I just need a hug and some reassurance.
5 years ago when we had DS, my aunt who I am very close to, and who is a pediatric nurse was essentially my 'doula'. For the birth we had DH, my aunt, and then my brother and SIL there. Brother and SIL were essentially photographers - not really involved in the birth itself. However, my aunt was very involved. She was completely great. I cannot imagine doing it without her.
Fast forward to this pregnancy. The plan has always been that DH and my aunt would be my team again. My brother and mother will likely attend as spectators but the team was to be the same as before. This gave me great comfort and made the prospect of birthing exciting - we did a great job before, we'll do it again!
Here's the thing - my aunt is in the process of moving to another state. Her DH got a job there like 2 years ago and she stayed in this area until their daughter finished high school. The plan was always for her to move down there at the end of this summer when their daughter went to college. This timing worked out perfectly as I'm due Aug 14th so we would surely have her before my aunt needed to move, right?
Welllllllll... She just got a job offer in their new town and they need her there by July 20th. With the market being what it is and the town being tiny, jobs are scarce and she can't just say no and apparently this is not all that negotiable as they've had the position vacant a long time.
CRAP CRAP CRAP!
My DH is wonderful but he is not good with medical things. If I were to have to have a c-section (which is hopefully a non-issue), she was to go in with me cuz he won't be able to handle that. If there were complications and I couldn't speak for myself for some reason, she was to be in charge of seeing to it that our wishes were followed so that DH wouldn't have to try to manage and deal with whatever might be wrong with me. She was really the lynch pin in my plan - and now she won't be there.
Its not her fault, its no one's fault.
: It just sucks. I'm really sad and overwhelmed. I didn't realize how much I had been emotionally relying on her being there but now that she's not, I'm a big teary mess and I truly don't know what to do.
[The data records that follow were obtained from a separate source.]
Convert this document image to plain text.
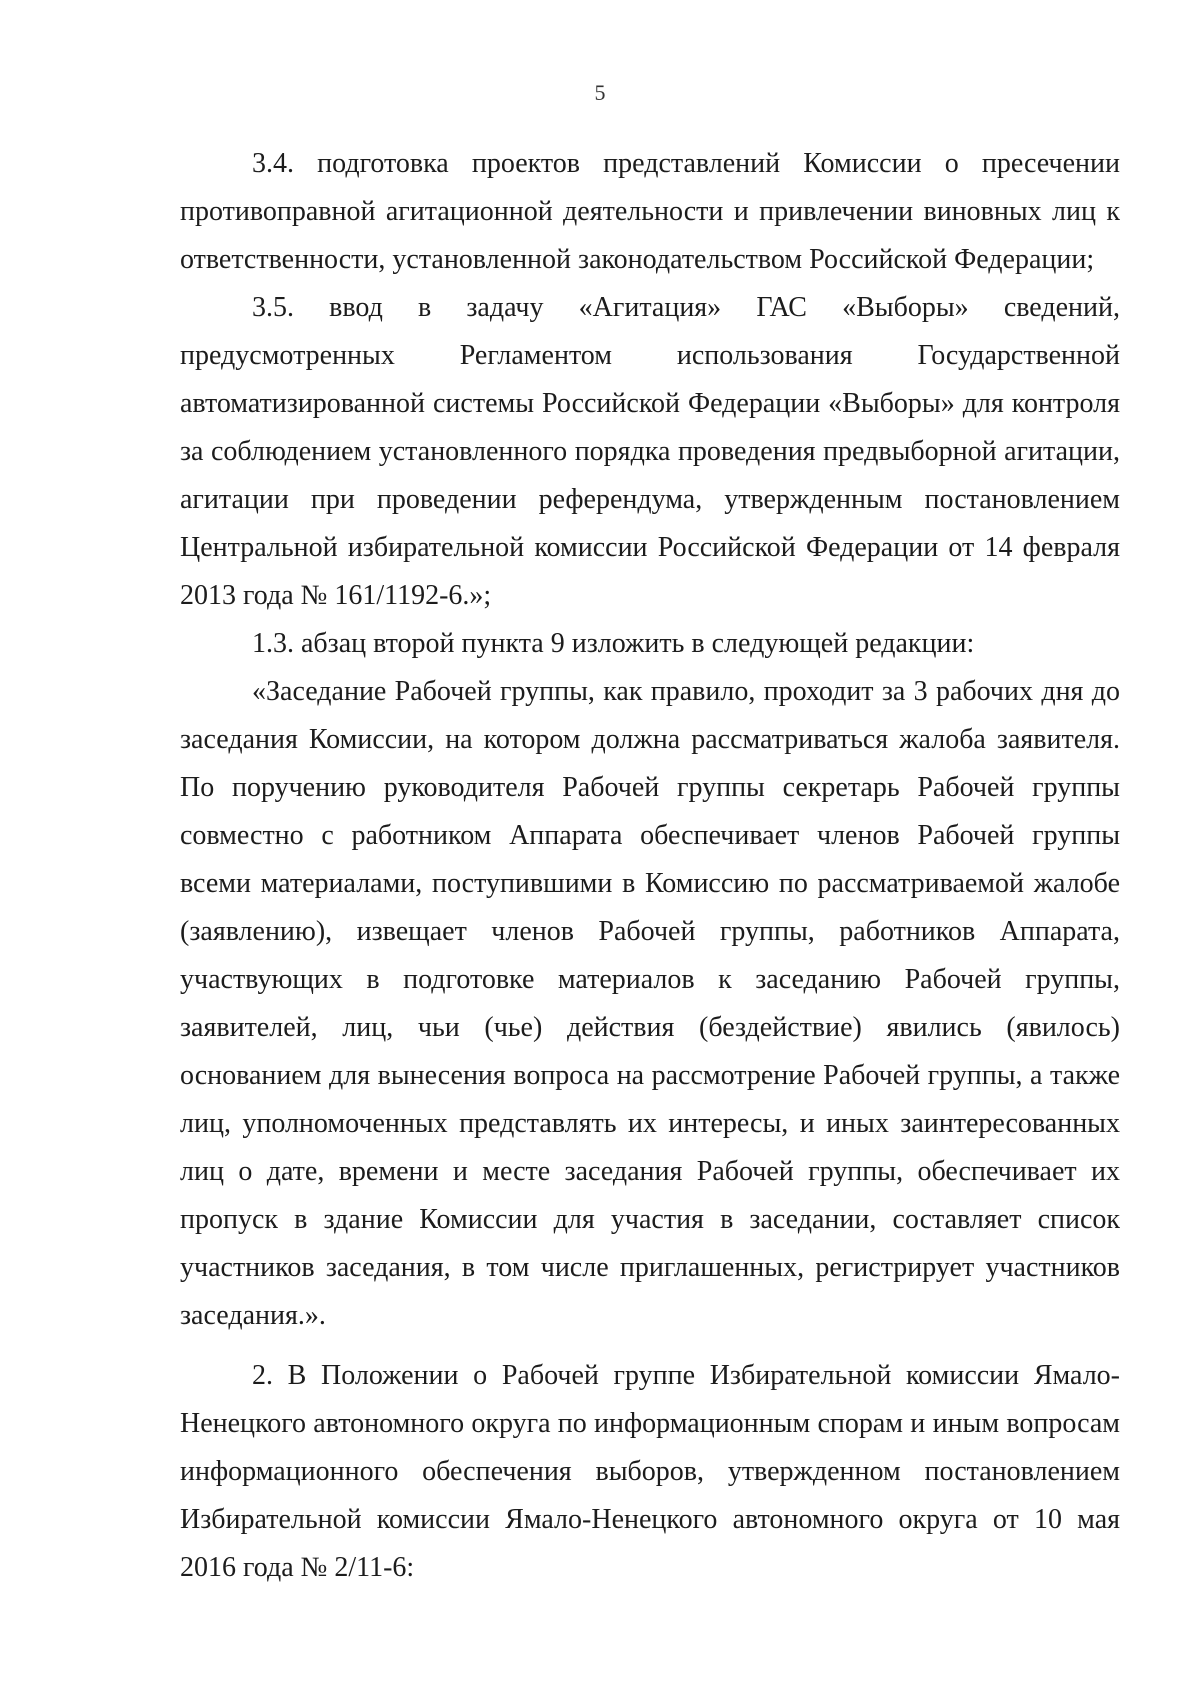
5

3.4. подготовка проектов представлений Комиссии о пресечении противоправной агитационной деятельности и привлечении виновных лиц к ответственности, установленной законодательством Российской Федерации;

3.5. ввод в задачу «Агитация» ГАС «Выборы» сведений, предусмотренных Регламентом использования Государственной автоматизированной системы Российской Федерации «Выборы» для контроля за соблюдением установленного порядка проведения предвыборной агитации, агитации при проведении референдума, утвержденным постановлением Центральной избирательной комиссии Российской Федерации от 14 февраля 2013 года № 161/1192-6.»;

1.3. абзац второй пункта 9 изложить в следующей редакции:

«Заседание Рабочей группы, как правило, проходит за 3 рабочих дня до заседания Комиссии, на котором должна рассматриваться жалоба заявителя. По поручению руководителя Рабочей группы секретарь Рабочей группы совместно с работником Аппарата обеспечивает членов Рабочей группы всеми материалами, поступившими в Комиссию по рассматриваемой жалобе (заявлению), извещает членов Рабочей группы, работников Аппарата, участвующих в подготовке материалов к заседанию Рабочей группы, заявителей, лиц, чьи (чье) действия (бездействие) явились (явилось) основанием для вынесения вопроса на рассмотрение Рабочей группы, а также лиц, уполномоченных представлять их интересы, и иных заинтересованных лиц о дате, времени и месте заседания Рабочей группы, обеспечивает их пропуск в здание Комиссии для участия в заседании, составляет список участников заседания, в том числе приглашенных, регистрирует участников заседания.».

2. В Положении о Рабочей группе Избирательной комиссии Ямало-Ненецкого автономного округа по информационным спорам и иным вопросам информационного обеспечения выборов, утвержденном постановлением Избирательной комиссии Ямало-Ненецкого автономного округа от 10 мая 2016 года № 2/11-6:
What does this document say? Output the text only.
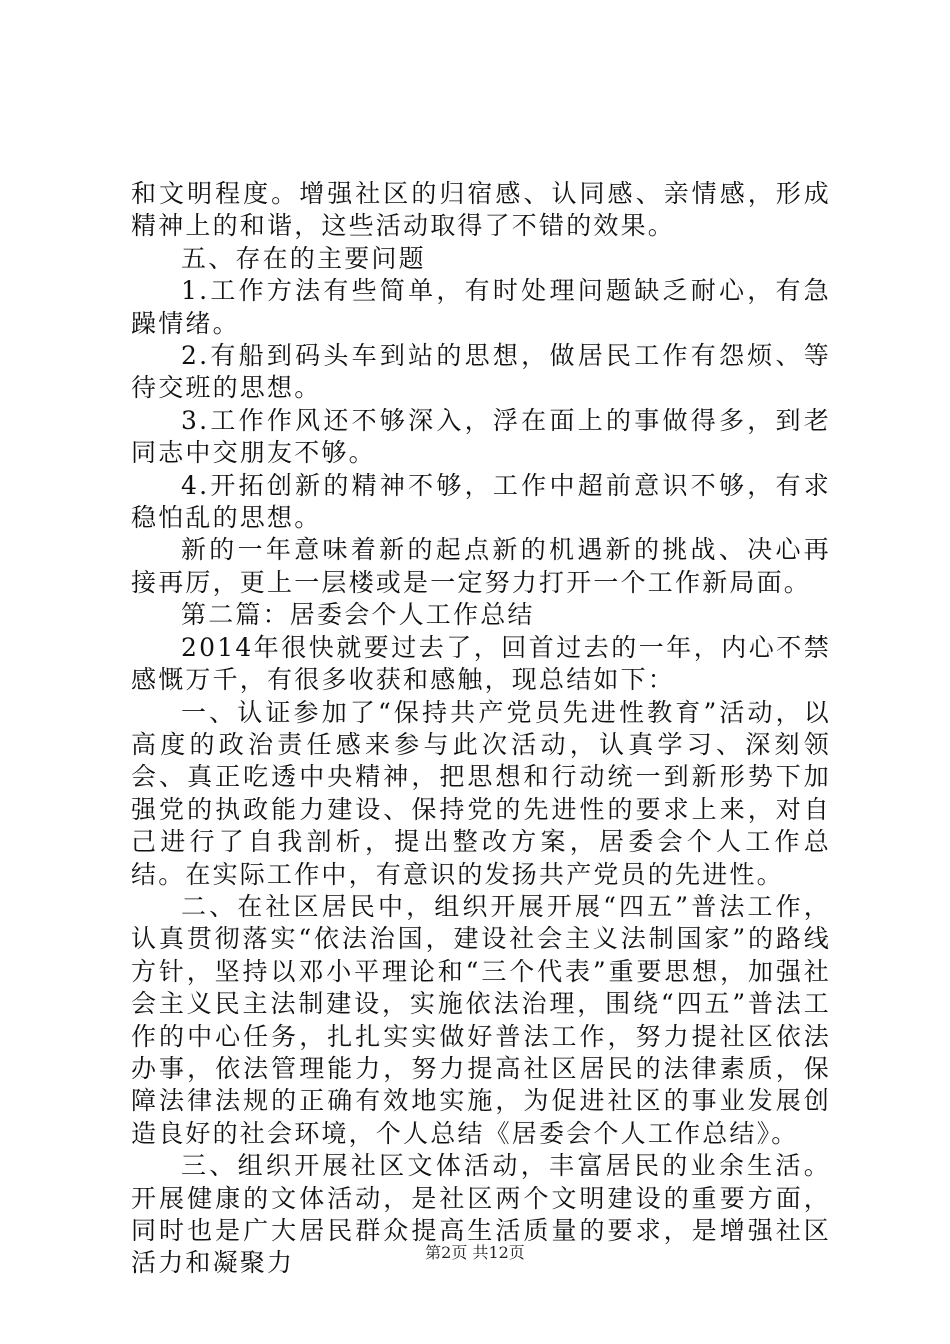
和文明程度。增强社区的归宿感、认同感、亲情感，形成精神上的和谐，这些活动取得了不错的效果。

五、存在的主要问题

1.工作方法有些简单，有时处理问题缺乏耐心，有急躁情绪。

2.有船到码头车到站的思想，做居民工作有怨烦、等待交班的思想。

3.工作作风还不够深入，浮在面上的事做得多，到老同志中交朋友不够。

4.开拓创新的精神不够，工作中超前意识不够，有求稳怕乱的思想。

新的一年意味着新的起点新的机遇新的挑战、决心再接再厉，更上一层楼或是一定努力打开一个工作新局面。

第二篇：居委会个人工作总结

2014年很快就要过去了，回首过去的一年，内心不禁感慨万千，有很多收获和感触，现总结如下：

一、认证参加了“保持共产党员先进性教育”活动，以高度的政治责任感来参与此次活动，认真学习、深刻领会、真正吃透中央精神，把思想和行动统一到新形势下加强党的执政能力建设、保持党的先进性的要求上来，对自己进行了自我剖析，提出整改方案，居委会个人工作总结。在实际工作中，有意识的发扬共产党员的先进性。

二、在社区居民中，组织开展开展“四五”普法工作，认真贯彻落实“依法治国，建设社会主义法制国家”的路线方针，坚持以邓小平理论和“三个代表”重要思想，加强社会主义民主法制建设，实施依法治理，围绕“四五”普法工作的中心任务，扎扎实实做好普法工作，努力提社区依法办事，依法管理能力，努力提高社区居民的法律素质，保障法律法规的正确有效地实施，为促进社区的事业发展创造良好的社会环境，个人总结《居委会个人工作总结》。

三、组织开展社区文体活动，丰富居民的业余生活。开展健康的文体活动，是社区两个文明建设的重要方面，同时也是广大居民群众提高生活质量的要求，是增强社区活力和凝聚力	第2页 共12页
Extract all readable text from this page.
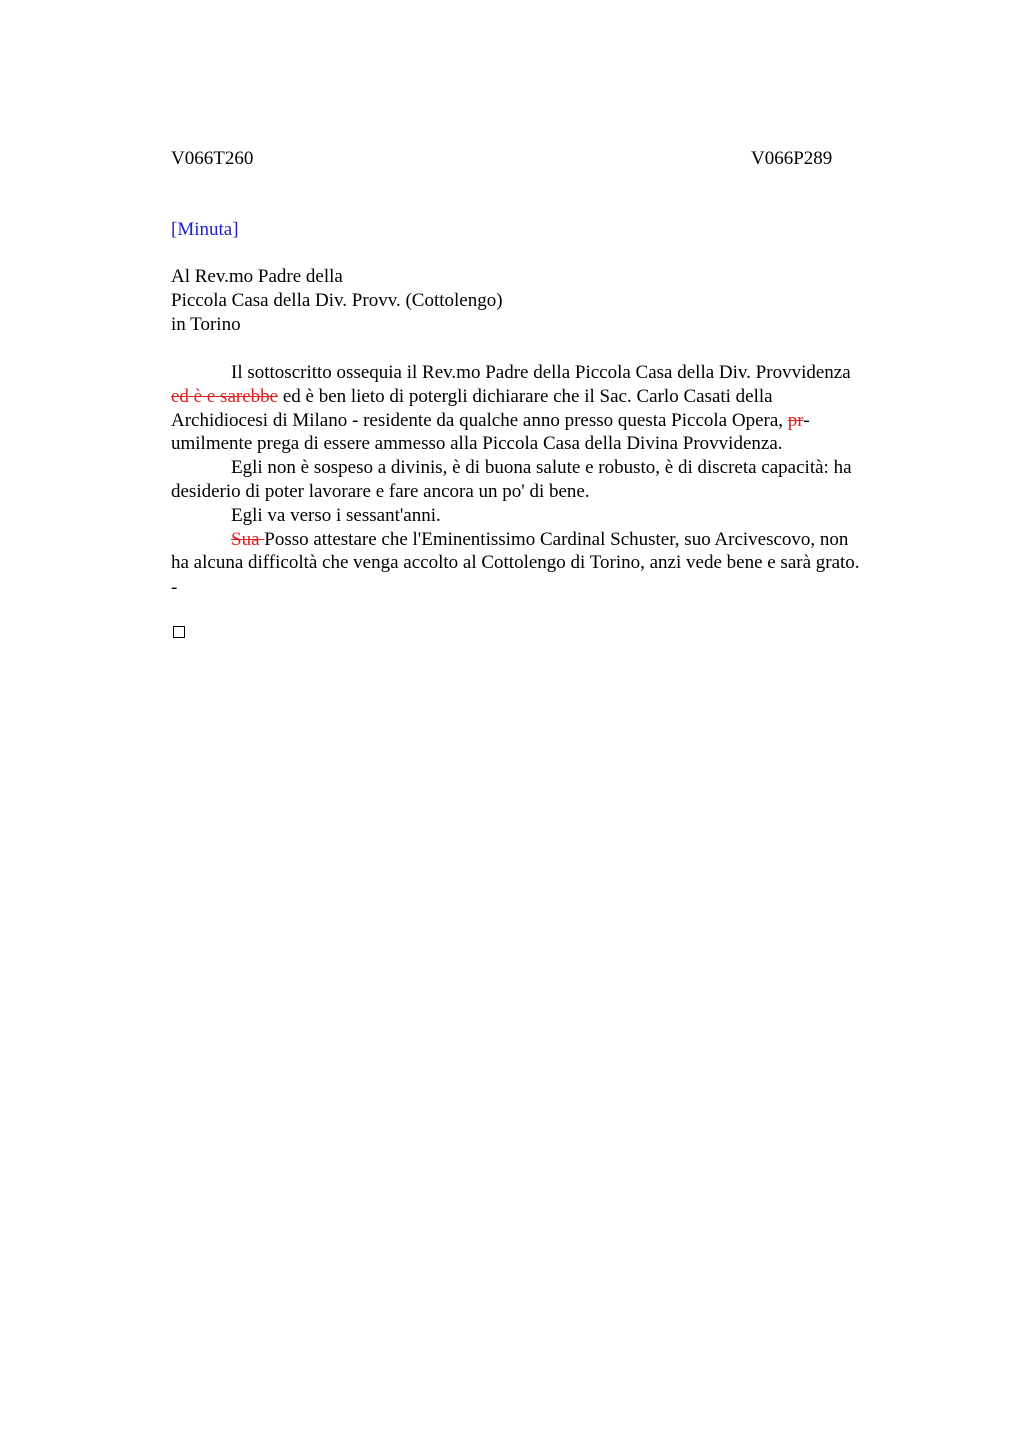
V066T260	V066P289
[Minuta]
Al Rev.mo Padre della
Piccola Casa della Div. Provv. (Cottolengo)
in Torino

Il sottoscritto ossequia il Rev.mo Padre della Piccola Casa della Div. Provvidenza

ed è e sarebbe ed è ben lieto di potergli dichiarare che il Sac. Carlo Casati della
Archidiocesi di Milano - residente da qualche anno presso questa Piccola Opera, pr-
umilmente prega di essere ammesso alla Piccola Casa della Divina Provvidenza.

Egli non è sospeso a divinis, è di buona salute e robusto, è di discreta capacità: ha

desiderio di poter lavorare e fare ancora un po' di bene.

Egli va verso i sessant'anni.

Sua Posso attestare che l'Eminentissimo Cardinal Schuster, suo Arcivescovo, non

ha alcuna difficoltà che venga accolto al Cottolengo di Torino, anzi vede bene e sarà grato.
-
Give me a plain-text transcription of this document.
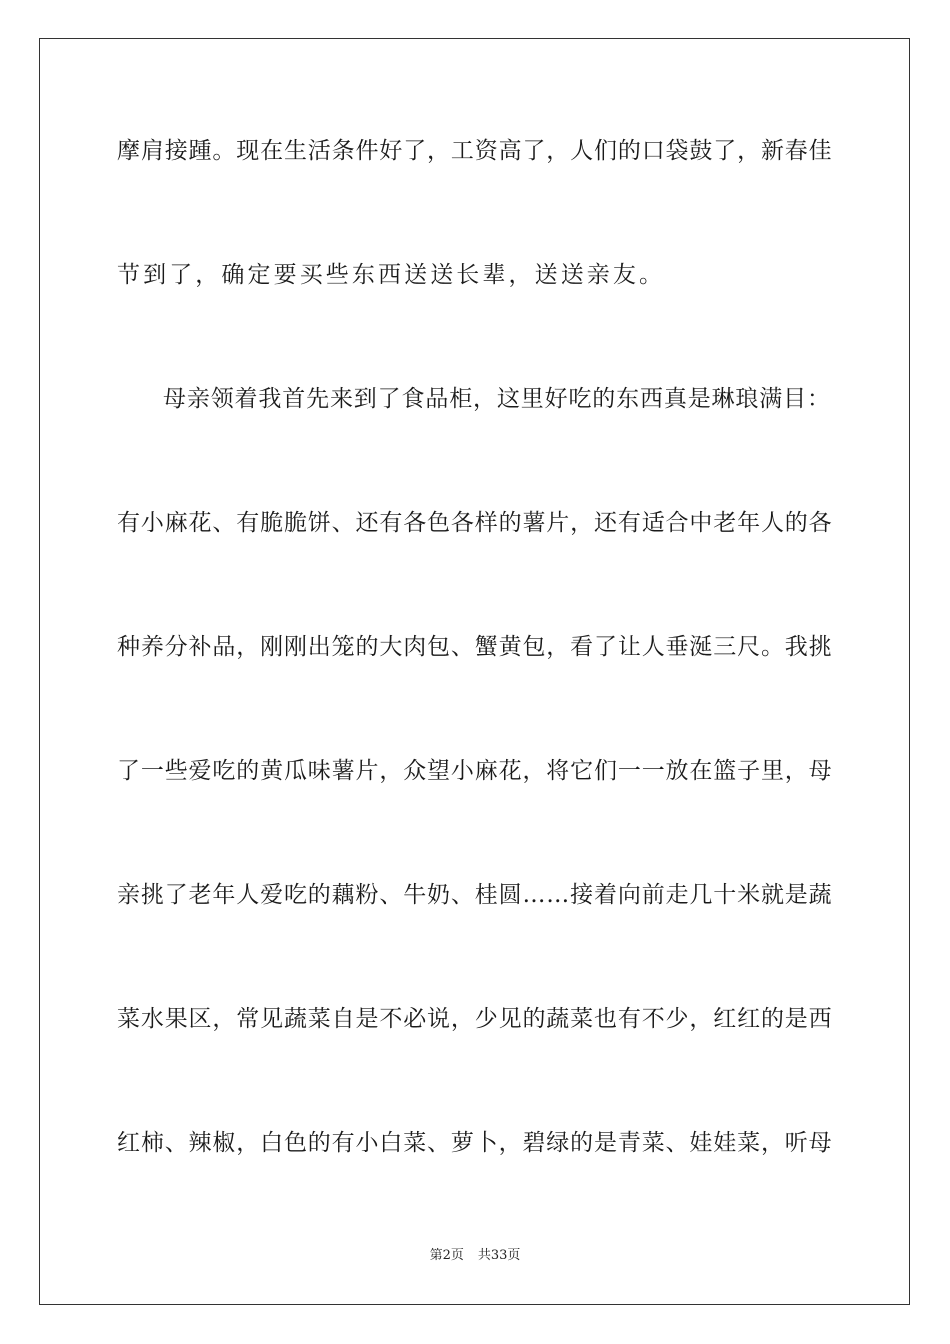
摩肩接踵。现在生活条件好了，工资高了，人们的口袋鼓了，新春佳

节到了，确定要买些东西送送长辈，送送亲友。

母亲领着我首先来到了食品柜，这里好吃的东西真是琳琅满目：

有小麻花、有脆脆饼、还有各色各样的薯片，还有适合中老年人的各

种养分补品，刚刚出笼的大肉包、蟹黄包，看了让人垂涎三尺。我挑

了一些爱吃的黄瓜味薯片，众望小麻花，将它们一一放在篮子里，母

亲挑了老年人爱吃的藕粉、牛奶、桂圆……接着向前走几十米就是蔬

菜水果区，常见蔬菜自是不必说，少见的蔬菜也有不少，红红的是西

红柿、辣椒，白色的有小白菜、萝卜，碧绿的是青菜、娃娃菜，听母

第2页 共33页
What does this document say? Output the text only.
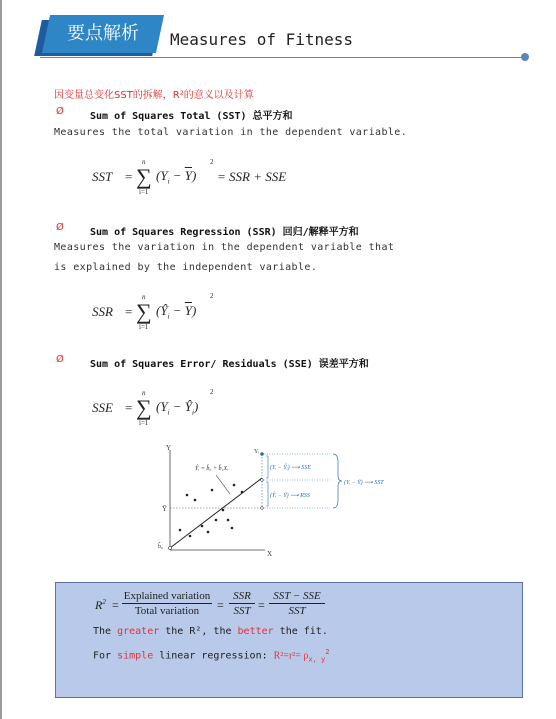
要点解析	Measures of Fitness
因变量总变化SST的拆解，R²的意义以及计算
Ø	Sum of Squares Total (SST) 总平方和
Measures the total variation in the dependent variable.
SST = ∑
n
i=1
$(Y_i - \overline{Y})$
2
= SSR + SSE
Ø	Sum of Squares Regression (SSR) 回归/解释平方和
Measures the variation in the dependent variable that
is explained by the independent variable.
SSR = ∑
n
i=1
$(Ŷ_i - \overline{Y})$
2
Ø	Sum of Squares Error/ Residuals (SSE) 误差平方和
SSE = ∑
n
i=1
($Y_i$ − $Ŷ_i$)
2
Y
X
Ȳ
b̂₀
Ŷᵢ = b̂₀ + b̂₁Xᵢ
Yᵢ
(Yᵢ − Ŷᵢ) ⟶ SSE
(Ŷᵢ − Ȳ) ⟶ RSS
(Yᵢ − Ȳ) ⟶ SST
$R^2$ =
Explained variation
Total variation	=
SSR
SST =
SST − SSE
SST
The greater the R², the better the fit.
For simple linear regression: $R^2=r^2= \rho_{x, y}^2$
5 years ago when we had DS, my aunt who I am very close to, and who is a pediatric nurse was essentially my 'doula'. For the birth we had DH, my aunt, and then my brother and SIL there. Brother and SIL were essentially photographers - not really involved in the birth itself. However, my aunt was very involved. She was completely great. I cannot imagine doing it without her.
Fast forward to this pregnancy. The plan has always been that DH and my aunt would be my team again. My brother and mother will likely attend as spectators but the team was to be the same as before. This gave me great comfort and made the prospect of birthing exciting - we did a great job before, we'll do it again!
Here's the thing - my aunt is in the process of moving to another state. Her DH got a job there like 2 years ago and she stayed in this area until their daughter finished high school. The plan was always for her to move down there at the end of this summer when their daughter went to college. This timing worked out perfectly as I'm due Aug 14th so we would surely have her before my aunt needed to move, right?
Welllllllll... She just got a job offer in their new town and they need her there by July 20th. With the market being what it is and the town being tiny, jobs are scarce and she can't just say no and apparently this is not all that negotiable as they've had the position vacant a long time.
CRAP CRAP CRAP!

My DH is wonderful but he is not good with medical things. If I were to have to have a c-section (which is hopefully a non-issue), she was to go in with me cuz he won't be able to handle that. If there were complications and I couldn't speak for myself for some reason, she was to be in charge of seeing to it that our wishes were followed so that DH wouldn't have to try to manage and deal with whatever might be wrong with me. She was really the lynch pin in my plan - and now she won't be there.
Its not her fault, its no one's fault.
: It just sucks. I'm really sad and overwhelmed. I didn't realize how much I had been emotionally relying on her being there but now that she's not, I'm a big teary mess and I truly don't know what to do.









No chance they would let her take some time off since it was pre-planned?
) She said she couldn't do that because she is already taking time off to take her daughter to start college.